There are people so afraid of today’s date that they refuse to leave their beds all day, which will certainly prove unlucky should the house catch fire. There are others – triskeidecaphobics, if you want the fancy word – who have a morbid fear of the number thirteen itself. It makes no sense, but phobias seldom do. There are as many phobias as there are people to be afraid. Most phobias have names – “chrematophobia”, for instance, is the unreasonable fear of money. So is “working for a newspaper”.

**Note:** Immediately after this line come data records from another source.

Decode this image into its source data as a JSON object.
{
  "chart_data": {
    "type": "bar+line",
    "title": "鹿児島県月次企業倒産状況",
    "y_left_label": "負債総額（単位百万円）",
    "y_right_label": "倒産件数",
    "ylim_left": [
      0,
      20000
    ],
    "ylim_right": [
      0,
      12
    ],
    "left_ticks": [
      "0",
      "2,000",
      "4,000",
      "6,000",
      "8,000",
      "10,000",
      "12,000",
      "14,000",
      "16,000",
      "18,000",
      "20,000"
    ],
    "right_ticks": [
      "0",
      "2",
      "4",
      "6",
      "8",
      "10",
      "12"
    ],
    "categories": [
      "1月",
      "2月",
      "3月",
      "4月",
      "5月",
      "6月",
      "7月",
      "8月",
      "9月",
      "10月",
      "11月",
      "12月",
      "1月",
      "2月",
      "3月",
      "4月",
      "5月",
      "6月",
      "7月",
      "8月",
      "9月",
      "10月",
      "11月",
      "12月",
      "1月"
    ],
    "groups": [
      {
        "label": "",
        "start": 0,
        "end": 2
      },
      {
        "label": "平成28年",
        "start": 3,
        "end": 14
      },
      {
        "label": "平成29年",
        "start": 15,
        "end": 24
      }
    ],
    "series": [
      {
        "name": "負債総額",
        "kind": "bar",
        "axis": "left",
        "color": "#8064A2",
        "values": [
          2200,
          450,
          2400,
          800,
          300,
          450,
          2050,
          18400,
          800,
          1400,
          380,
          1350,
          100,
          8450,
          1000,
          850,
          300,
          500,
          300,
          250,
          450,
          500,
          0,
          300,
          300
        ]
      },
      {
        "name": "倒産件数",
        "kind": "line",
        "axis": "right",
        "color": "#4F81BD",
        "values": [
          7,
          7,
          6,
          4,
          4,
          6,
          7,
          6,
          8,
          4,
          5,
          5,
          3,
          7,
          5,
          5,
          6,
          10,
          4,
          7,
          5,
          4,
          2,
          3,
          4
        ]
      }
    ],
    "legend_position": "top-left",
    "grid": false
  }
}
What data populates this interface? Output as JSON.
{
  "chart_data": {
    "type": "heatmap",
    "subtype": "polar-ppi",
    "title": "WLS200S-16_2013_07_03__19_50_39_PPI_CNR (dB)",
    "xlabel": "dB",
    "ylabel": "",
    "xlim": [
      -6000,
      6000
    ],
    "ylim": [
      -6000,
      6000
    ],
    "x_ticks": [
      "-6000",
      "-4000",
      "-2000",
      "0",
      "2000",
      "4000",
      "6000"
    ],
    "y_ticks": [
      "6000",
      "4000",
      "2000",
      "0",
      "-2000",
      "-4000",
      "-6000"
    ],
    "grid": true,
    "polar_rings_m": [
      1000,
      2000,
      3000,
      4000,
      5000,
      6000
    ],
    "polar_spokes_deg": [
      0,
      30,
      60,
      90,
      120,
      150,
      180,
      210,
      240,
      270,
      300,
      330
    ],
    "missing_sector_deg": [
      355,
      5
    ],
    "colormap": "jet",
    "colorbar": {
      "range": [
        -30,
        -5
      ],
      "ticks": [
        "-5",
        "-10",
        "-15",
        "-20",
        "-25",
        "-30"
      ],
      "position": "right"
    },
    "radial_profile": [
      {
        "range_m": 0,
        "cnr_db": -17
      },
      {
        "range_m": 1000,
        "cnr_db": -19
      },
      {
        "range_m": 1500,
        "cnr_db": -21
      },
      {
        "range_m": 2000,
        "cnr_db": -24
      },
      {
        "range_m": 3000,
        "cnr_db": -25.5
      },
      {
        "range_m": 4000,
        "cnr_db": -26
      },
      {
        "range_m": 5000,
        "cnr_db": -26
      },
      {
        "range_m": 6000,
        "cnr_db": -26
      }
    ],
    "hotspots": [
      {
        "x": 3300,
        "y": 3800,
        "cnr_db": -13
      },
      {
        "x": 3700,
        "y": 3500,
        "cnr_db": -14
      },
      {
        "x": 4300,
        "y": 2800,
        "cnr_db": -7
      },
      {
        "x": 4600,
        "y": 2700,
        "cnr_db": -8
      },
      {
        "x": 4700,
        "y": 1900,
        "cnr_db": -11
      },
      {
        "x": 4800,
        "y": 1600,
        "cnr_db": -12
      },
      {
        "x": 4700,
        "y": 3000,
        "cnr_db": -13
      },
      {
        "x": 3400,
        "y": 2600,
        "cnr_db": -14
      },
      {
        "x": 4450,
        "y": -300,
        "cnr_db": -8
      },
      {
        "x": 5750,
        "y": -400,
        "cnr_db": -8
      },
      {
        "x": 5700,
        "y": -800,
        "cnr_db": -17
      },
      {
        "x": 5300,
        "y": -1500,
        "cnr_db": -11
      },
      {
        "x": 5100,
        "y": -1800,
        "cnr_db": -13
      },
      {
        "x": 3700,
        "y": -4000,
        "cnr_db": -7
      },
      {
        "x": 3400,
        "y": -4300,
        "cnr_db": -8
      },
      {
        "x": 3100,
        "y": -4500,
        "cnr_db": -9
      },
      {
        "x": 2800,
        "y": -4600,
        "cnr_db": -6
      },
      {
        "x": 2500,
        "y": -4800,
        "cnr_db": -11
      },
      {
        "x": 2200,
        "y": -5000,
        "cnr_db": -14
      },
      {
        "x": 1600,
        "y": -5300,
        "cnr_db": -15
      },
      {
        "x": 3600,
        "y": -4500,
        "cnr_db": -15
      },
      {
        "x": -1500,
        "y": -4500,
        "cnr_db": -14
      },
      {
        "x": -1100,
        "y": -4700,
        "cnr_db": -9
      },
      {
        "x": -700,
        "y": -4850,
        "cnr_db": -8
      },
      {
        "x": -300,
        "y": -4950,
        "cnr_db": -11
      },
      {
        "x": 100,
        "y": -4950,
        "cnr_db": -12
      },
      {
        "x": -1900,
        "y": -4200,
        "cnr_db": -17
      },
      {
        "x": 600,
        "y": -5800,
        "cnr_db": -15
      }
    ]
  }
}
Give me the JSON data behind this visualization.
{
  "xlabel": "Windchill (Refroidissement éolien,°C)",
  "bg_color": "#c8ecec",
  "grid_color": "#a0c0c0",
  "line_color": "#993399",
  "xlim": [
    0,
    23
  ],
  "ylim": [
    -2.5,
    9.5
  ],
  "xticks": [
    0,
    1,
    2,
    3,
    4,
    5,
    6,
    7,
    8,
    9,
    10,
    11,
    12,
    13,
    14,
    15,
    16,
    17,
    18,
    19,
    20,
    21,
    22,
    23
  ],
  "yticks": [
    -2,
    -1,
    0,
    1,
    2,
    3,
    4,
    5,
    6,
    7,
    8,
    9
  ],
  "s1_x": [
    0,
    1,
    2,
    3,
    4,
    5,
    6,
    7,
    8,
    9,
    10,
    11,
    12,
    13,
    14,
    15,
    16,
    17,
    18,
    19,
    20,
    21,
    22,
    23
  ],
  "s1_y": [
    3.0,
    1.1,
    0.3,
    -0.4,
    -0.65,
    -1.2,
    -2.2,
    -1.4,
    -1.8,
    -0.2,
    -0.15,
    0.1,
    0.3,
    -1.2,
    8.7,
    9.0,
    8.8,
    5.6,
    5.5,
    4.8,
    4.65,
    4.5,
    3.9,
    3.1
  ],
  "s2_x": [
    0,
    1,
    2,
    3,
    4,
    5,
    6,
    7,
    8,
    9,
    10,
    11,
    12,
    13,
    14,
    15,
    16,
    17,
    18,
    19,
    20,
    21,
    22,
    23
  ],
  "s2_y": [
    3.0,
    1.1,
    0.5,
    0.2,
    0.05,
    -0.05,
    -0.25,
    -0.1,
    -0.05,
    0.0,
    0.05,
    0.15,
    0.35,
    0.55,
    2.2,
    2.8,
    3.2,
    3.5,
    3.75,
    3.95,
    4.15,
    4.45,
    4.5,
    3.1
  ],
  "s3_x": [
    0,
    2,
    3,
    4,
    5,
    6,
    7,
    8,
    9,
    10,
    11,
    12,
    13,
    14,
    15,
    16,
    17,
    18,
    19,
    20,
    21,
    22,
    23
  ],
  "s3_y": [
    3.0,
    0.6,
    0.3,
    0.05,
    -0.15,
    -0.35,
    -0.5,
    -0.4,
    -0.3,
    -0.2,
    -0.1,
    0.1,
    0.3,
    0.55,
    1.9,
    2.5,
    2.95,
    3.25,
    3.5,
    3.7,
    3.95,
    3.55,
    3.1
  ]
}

But there are many other phobias, far more reasonable in these troubled modern times, that do not have names. There should be a word, for instance, for:
• the nagging fear that you have just sent a saucy SMS to the wrong number;
• the whispering fear that everyone else is at a party to which you were not invited;
• the gnawing fear that mullets really are coming back in fashion;
• the choking fear that at any moment old friends from out of town might ask if they can come and stay with you for a couple of days;
• the lingering fear that you may already have met Mr or Ms Right, but you were too busy thinking about lunch to recognise them at the time;
• the lonely fear that you are the only man in the whole world who doesn’t see what the big deal is about Anna Kournikova;
• the slow fear that maybe, one day, despite your best efforts and your deepest convictions, you really will die after all, just like everyone else.
No sir, it is not true that we have nothing to fear but fear itself. To those with eyes to see, there are plenty of other things to worry about.